Under RA 9160, covered institutions, such as Philrem, are required to maintain and store records of all transactions, including customer identification documents, for five years from the date of the transaction. 'The law does not provide for any exception relieving covered institutions of their obligation to maintain and store records on the ground that such information may be available with other banks or financial institutions. Philrem's failure to maintain customer identification records constitutes a clear violation of law,' the DOJ said.

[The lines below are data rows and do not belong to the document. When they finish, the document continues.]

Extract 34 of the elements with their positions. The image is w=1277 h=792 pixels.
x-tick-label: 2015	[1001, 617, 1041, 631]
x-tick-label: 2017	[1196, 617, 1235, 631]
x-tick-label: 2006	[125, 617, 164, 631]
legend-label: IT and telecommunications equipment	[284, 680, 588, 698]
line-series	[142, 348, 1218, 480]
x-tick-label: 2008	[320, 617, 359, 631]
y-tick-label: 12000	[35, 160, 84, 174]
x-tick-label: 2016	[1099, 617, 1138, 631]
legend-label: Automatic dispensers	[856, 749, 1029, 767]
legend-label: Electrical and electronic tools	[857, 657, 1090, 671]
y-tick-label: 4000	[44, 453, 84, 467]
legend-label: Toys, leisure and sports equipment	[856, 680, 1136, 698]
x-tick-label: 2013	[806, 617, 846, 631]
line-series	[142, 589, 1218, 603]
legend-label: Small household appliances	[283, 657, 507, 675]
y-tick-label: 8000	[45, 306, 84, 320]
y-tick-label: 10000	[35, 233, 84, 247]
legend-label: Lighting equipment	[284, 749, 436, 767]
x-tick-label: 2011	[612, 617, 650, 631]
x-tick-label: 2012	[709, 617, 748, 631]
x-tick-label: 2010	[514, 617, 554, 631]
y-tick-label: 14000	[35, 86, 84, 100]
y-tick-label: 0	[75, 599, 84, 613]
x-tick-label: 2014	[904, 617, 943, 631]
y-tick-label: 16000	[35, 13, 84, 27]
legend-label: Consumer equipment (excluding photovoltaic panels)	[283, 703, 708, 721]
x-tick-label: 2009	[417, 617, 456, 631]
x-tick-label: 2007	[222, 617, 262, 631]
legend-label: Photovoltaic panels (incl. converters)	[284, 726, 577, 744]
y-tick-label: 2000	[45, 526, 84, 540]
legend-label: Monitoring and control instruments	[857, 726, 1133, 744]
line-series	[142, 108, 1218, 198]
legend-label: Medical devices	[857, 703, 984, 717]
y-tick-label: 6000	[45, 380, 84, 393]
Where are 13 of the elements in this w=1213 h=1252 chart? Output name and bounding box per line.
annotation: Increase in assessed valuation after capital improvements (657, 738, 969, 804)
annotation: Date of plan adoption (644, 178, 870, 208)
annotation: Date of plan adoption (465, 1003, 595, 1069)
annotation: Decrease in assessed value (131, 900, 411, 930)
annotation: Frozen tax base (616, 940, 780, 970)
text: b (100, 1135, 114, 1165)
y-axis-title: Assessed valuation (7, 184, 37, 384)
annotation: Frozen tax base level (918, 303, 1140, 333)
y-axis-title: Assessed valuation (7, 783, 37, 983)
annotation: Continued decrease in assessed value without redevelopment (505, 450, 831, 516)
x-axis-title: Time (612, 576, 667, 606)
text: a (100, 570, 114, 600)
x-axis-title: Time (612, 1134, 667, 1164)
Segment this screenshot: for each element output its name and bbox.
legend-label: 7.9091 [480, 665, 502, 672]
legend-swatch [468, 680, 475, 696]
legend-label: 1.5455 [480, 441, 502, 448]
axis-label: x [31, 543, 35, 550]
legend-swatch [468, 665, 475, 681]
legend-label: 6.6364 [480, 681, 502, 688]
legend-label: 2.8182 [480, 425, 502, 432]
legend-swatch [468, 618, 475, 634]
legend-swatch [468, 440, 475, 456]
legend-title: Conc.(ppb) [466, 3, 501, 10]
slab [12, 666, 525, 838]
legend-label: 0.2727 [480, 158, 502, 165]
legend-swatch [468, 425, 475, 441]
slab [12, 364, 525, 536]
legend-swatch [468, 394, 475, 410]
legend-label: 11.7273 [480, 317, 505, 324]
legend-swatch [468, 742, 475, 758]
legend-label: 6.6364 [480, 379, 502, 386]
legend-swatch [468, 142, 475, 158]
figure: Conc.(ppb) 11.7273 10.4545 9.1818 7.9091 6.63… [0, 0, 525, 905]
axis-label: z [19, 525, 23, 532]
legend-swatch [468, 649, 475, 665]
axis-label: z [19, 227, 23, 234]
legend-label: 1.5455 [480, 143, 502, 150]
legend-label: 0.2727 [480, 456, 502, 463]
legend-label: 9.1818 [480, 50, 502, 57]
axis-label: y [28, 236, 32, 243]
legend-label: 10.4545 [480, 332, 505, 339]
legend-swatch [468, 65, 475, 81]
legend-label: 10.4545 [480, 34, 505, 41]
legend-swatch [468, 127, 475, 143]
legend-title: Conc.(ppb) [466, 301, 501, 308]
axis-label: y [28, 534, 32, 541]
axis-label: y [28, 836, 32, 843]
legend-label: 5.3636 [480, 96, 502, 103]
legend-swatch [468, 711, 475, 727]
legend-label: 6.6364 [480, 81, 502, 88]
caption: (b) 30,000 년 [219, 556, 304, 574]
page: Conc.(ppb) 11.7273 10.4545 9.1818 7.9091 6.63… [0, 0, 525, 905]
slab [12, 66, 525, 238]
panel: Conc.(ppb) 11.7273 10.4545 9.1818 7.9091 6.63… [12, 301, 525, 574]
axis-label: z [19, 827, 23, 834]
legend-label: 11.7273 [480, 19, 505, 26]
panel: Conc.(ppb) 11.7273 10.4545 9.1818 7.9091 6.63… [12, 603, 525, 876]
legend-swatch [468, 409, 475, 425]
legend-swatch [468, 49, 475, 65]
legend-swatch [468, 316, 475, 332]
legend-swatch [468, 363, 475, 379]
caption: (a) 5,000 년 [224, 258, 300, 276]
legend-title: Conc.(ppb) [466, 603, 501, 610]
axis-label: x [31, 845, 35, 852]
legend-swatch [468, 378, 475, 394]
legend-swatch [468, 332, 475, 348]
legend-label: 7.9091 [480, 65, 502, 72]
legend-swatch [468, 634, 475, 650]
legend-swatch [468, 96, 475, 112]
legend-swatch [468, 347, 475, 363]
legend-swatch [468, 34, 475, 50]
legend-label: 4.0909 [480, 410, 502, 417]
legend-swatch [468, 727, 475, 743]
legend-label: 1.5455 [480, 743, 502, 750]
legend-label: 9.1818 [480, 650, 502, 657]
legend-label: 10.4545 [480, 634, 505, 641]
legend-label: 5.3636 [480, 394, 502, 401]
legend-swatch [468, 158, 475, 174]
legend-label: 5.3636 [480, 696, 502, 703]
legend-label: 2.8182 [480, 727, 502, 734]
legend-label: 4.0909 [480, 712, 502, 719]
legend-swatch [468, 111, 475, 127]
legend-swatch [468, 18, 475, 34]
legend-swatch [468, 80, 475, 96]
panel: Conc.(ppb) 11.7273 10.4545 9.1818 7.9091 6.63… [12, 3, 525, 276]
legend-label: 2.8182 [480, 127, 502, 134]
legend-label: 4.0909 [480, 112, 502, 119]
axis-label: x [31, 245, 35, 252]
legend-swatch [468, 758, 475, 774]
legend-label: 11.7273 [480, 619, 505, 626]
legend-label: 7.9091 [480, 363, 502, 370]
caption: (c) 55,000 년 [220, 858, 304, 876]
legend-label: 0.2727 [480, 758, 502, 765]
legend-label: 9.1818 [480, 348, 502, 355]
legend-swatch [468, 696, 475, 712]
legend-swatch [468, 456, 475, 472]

The law provides a penalty of imprisonment of six months to one year, or a fine of not less than PHP100,000 but not more than PHP500,000, or both. This conviction, the DOJ said, is a first in Philippine law, where a compliance officer violated the mandatory record-keeping of a covered institution. 'Section 9 of RA 9160 mandates that covered institutions maintain client records for at least five (5) years and report covered or suspicious transactions to the Anti-Money Laundering Council. It requires strict customer identification (KYC) and imposes penalties for failure to keep records or for breaches of confidentiality,' it added.